To remember objects, not to store them, but to orient oneself in the present
About this playlist
The taste of avocado, the sky, my sister's voice, the smell of corn tortillas on the comal, the humidity of my grandmother's house, my grandfather's laughter, a breath of warm air on the beach, my mother's tickling; these things are felt, but not grasped or stored in a drawer. ¿Qué cosas no puedes tocar, pero te hacen falta? / Things You Cannot Touch, But You Miss is a sonic journey that derives from an exercise of putting myself in relation with a topography of memories conjured by a text entitled "the name of the camps". This text, signed by capitana ana, narrates some experiences that gave name to the camps of a guerrilla front during the war in Guatemala (1960-1996). That text belongs to a family archive that I have been assembling for 15 years with the intention of reconstructing and unraveling the experiences of migration, exile, clandestinity and forced disappearance of my family during that time.

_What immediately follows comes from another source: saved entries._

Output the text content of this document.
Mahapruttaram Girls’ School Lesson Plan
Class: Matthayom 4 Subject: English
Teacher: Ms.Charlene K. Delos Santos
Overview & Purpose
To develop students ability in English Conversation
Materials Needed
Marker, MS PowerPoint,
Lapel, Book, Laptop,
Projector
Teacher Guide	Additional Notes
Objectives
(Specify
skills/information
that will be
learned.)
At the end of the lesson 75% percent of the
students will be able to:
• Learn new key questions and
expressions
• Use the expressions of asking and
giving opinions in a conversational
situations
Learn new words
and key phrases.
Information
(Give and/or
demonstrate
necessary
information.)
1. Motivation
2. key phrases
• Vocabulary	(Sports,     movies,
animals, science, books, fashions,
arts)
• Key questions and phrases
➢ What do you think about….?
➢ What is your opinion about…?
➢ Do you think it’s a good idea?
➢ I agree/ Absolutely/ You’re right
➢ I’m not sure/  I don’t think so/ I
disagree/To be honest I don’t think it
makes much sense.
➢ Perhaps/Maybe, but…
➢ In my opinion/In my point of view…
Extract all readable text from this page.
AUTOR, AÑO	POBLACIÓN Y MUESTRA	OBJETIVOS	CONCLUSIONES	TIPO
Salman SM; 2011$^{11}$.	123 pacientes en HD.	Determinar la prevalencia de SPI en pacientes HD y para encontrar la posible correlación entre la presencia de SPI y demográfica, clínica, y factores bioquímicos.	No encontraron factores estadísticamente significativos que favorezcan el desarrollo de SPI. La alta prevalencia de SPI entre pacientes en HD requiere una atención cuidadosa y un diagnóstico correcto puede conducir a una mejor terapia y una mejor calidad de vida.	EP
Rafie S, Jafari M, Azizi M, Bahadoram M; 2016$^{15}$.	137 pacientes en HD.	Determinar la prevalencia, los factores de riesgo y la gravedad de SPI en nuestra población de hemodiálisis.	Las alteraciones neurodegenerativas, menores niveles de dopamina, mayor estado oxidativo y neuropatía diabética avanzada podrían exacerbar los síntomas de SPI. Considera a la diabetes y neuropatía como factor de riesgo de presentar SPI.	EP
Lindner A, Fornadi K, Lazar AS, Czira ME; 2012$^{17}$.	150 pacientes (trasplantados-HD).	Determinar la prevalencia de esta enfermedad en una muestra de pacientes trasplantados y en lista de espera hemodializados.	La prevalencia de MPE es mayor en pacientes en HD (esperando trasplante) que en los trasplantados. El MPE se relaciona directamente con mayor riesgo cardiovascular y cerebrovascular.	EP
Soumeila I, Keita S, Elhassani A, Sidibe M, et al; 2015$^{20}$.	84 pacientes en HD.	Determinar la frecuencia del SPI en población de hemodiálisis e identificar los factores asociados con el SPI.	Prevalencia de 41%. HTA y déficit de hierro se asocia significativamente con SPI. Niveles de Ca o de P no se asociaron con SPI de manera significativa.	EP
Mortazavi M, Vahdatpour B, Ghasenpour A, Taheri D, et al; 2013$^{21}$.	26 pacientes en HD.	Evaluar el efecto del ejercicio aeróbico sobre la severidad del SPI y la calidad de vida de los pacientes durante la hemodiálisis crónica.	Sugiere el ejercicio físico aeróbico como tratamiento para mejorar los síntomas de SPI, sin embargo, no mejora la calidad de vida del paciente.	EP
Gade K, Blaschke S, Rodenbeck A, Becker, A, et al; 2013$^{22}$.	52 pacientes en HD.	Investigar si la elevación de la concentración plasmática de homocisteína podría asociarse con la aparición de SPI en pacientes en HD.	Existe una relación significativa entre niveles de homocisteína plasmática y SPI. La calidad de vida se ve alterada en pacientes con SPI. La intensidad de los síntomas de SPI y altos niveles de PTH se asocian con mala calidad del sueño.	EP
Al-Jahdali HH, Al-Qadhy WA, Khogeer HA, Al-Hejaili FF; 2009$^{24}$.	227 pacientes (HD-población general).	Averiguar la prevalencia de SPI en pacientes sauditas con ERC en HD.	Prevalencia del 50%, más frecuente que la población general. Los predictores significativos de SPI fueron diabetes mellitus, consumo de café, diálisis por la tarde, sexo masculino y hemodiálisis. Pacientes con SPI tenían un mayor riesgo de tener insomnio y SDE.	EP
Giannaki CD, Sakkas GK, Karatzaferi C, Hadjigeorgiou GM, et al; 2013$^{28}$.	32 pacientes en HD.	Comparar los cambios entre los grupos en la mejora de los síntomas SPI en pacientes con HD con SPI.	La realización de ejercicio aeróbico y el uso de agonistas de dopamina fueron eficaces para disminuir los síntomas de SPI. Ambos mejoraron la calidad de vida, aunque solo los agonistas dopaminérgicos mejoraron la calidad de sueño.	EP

I made this playlist within the framework of "Infinite rehearsals of memory: impossible archives and revolutionary hauntings", a series of rehearsals of memory that seek to create spaces to elaborate loss through the repeated contact/friction with objects that make up this archive. The rehearsals are based on the affective power of the objects rather than on their supposed status of historical registries of a factual truth. Informed by Ann Cvetkovich's insights, they depart from the premise that the search for history is a psychic and affective need, rather than a science. In this sense, these rehearsals allow a historical articulation of the past not by the acknowledgment of it "as it happened" but rather by making room and holding its glimmering memories. As an affective autocartography, this playlist articulates sounds that come from the territories we know today as Mexico and Guatemala. These territories are knotted together since ancestral times and bear witness to the on-going resistance against invasion, extractivism and genocide. As a kind of guided itinerary that walks you through several stations or camps, this playlist is intended to be a listening session that should ideally be listened to in the suggested sequence.